Transform your German, Italian, French and Dutch digital and print documents into ready-to-use English files.
I am at home with all subject matters and specialise in technical and marketing texts. The scope of service I offer varies to meet your requirements. In every case my translation will be invisible: readers will think the text was written in English in the first place.
Your text accurately rendered
in perfect English.
In this game, you get extra marks for rigorous research and meticulous attention to detail. Take the challenge of translating specialist terminology correctly, a real headache for translators the world over (and the downfall of less proficient ones). Dictionaries rarely do the job: it’s best to research terms in existing English texts and make sure they back-translate. Ideally, you have a database of personally compiled examples dating back twenty years (tick) and a penchant for pedantry (double tick).
It’s not just what you say,
it’s how you say it.
Word-for-word accuracy isn’t always priority number one. When translating marketing texts or websites, producing dynamic and engaging language that communicates the right message is just as important. Successful marketing is culture specific too. In translation, I will tailor your website and marketing materials for English-speaking customers and maximise their impact.

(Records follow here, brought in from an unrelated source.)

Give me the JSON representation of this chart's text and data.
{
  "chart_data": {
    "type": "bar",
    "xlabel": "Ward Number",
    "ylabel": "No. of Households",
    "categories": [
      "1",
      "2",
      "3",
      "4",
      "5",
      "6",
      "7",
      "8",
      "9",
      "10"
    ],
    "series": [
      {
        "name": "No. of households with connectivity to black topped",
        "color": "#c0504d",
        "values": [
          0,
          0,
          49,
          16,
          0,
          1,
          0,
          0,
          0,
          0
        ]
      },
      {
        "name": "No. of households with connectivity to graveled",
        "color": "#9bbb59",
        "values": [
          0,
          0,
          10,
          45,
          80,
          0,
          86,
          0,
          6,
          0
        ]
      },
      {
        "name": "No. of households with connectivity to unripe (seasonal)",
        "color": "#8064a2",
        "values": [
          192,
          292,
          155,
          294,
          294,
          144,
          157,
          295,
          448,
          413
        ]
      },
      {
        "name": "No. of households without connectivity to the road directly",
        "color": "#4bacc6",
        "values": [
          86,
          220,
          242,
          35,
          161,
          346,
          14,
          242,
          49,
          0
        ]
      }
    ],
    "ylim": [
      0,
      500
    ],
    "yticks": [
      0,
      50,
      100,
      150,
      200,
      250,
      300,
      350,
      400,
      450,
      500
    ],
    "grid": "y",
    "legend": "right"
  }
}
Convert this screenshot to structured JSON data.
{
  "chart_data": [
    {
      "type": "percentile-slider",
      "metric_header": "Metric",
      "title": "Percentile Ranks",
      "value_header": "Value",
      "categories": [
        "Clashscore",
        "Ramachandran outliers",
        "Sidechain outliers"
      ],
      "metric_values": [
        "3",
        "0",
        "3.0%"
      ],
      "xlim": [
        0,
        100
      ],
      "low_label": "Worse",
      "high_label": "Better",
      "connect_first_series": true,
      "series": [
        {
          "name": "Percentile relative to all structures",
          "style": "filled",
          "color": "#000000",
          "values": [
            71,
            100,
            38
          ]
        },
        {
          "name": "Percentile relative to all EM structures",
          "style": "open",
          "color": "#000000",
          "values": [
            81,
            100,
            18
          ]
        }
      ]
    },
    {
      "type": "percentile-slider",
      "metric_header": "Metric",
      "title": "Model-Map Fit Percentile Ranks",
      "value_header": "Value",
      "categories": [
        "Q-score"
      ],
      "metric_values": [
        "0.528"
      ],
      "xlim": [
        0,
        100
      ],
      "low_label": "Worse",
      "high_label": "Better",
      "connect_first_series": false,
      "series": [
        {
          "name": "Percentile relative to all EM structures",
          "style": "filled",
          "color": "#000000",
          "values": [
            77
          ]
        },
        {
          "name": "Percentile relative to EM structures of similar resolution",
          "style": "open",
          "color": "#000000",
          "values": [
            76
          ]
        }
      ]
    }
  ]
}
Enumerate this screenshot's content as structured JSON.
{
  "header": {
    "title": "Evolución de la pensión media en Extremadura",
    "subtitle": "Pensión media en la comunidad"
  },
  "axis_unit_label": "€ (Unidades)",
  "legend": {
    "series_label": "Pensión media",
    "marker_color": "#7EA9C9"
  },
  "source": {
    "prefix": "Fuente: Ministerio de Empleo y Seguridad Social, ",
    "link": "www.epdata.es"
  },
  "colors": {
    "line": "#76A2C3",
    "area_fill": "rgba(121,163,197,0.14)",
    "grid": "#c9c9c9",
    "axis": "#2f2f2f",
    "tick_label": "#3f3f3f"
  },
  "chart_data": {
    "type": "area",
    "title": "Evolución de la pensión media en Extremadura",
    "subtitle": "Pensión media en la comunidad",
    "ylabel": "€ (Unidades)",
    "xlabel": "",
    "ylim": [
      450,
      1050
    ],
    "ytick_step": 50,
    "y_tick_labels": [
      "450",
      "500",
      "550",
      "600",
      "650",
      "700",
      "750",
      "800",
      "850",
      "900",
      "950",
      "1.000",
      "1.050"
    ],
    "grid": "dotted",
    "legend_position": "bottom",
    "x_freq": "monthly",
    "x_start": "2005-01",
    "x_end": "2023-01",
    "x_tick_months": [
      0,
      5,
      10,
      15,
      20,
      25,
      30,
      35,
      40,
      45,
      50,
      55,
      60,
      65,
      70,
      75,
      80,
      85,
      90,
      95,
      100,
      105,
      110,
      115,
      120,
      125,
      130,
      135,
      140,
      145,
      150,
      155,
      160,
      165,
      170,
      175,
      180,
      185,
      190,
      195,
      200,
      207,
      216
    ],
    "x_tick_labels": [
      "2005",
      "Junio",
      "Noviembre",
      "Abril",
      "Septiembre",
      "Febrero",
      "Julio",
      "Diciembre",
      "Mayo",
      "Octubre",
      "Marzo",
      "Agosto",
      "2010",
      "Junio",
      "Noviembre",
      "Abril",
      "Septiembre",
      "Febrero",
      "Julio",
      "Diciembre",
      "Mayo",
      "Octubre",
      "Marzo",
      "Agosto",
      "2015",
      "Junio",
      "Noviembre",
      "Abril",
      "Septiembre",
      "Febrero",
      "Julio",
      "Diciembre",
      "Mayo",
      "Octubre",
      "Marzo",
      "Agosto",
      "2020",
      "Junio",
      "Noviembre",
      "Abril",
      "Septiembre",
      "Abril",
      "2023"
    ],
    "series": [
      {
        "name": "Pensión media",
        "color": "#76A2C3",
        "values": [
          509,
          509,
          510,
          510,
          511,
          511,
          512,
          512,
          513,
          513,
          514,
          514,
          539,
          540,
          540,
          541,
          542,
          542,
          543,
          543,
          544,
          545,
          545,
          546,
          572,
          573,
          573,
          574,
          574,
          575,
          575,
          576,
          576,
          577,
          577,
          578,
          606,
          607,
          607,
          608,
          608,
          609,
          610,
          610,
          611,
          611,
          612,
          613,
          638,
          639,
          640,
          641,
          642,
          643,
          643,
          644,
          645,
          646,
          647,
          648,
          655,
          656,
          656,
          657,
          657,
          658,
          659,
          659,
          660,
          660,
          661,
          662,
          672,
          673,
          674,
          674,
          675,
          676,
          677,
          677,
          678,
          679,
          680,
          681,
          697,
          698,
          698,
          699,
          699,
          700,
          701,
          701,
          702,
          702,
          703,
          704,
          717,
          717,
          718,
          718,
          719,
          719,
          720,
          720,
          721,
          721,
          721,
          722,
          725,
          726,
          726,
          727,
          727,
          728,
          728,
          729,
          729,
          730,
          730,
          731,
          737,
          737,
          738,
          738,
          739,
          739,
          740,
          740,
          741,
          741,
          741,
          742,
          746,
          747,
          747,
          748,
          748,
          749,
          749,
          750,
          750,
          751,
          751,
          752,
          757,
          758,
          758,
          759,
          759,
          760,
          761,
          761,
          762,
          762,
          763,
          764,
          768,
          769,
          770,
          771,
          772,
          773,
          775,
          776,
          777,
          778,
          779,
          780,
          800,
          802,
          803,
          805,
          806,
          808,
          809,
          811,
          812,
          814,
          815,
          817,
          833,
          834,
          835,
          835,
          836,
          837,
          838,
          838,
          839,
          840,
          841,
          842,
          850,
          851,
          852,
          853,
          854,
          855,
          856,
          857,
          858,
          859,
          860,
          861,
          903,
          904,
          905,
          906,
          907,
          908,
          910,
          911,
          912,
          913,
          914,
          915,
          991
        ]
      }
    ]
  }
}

Transcreation – where translation
and copywriting meet.
Creative teams and target audiences usually speak the same language, but when marketing campaigns travel abroad then everything changes. When required, I collaborate with an associate copywriter (clue: he had a hand in this website). Together we can translate creatively and strategically: staying true to the brief, delivering the right tone of voice and managing humour and wordplay. Such factors needn’t be compromised in translation; they may even be enhanced by it.
The finished article.
If you would like the text laid out to your specifications in print-ready formats, that’s possible too. I work with an associate graphic designer, with 30 years’ experience in advertising and editorial design for print and digital media, who can create effective, eye-catching settings for my translations. (Clue number two: you’re looking at his work).
Every translation is checked by a second pair of eyes. If the subject matter is particularly specialised, it is checked over by a third pair of eyes.
Proofreading. Editing. As a member of the Chartered Institute of Linguists I am authorised to translate certificates.
ASK FOR A QUOTE
I calculate my fees on a sliding scale, depending on the scope of service you require.
Translators usually charge per word or per line. For example, a straightforward translation of a 500-word text, at a price per word of £0.20, will cost £100.
If the answer to one or more of the following questions is ‘yes’, the quote is likely to be higher:
Is it a complex text?
If so, the subject matter is likely to require more research. Lists contain fewer words than prose but, deprived of any context, they can take longer to translate accurately.
Does the English version need to pack a punch?
A four-word tag line will require more creative thought than five hundred words of a user manual, for instance. We might agree the text needs to be modified slightly to make it effective for an English-speaking market.
Is the job urgent?
I can often accommodate a tight turnaround but if I need to reschedule existing work the quote will reflect this.
Is graphic design or page-setting involved?
If you would like your documents to be returned ready to print the quote will rise (though it will almost certainly be more affordable than outsourcing the graphic design to a third company).
Editing and proofreading services are charged by the hour.
For certified document translation the minimum charge is £35 a document, the final price is dependent on document length and complexity.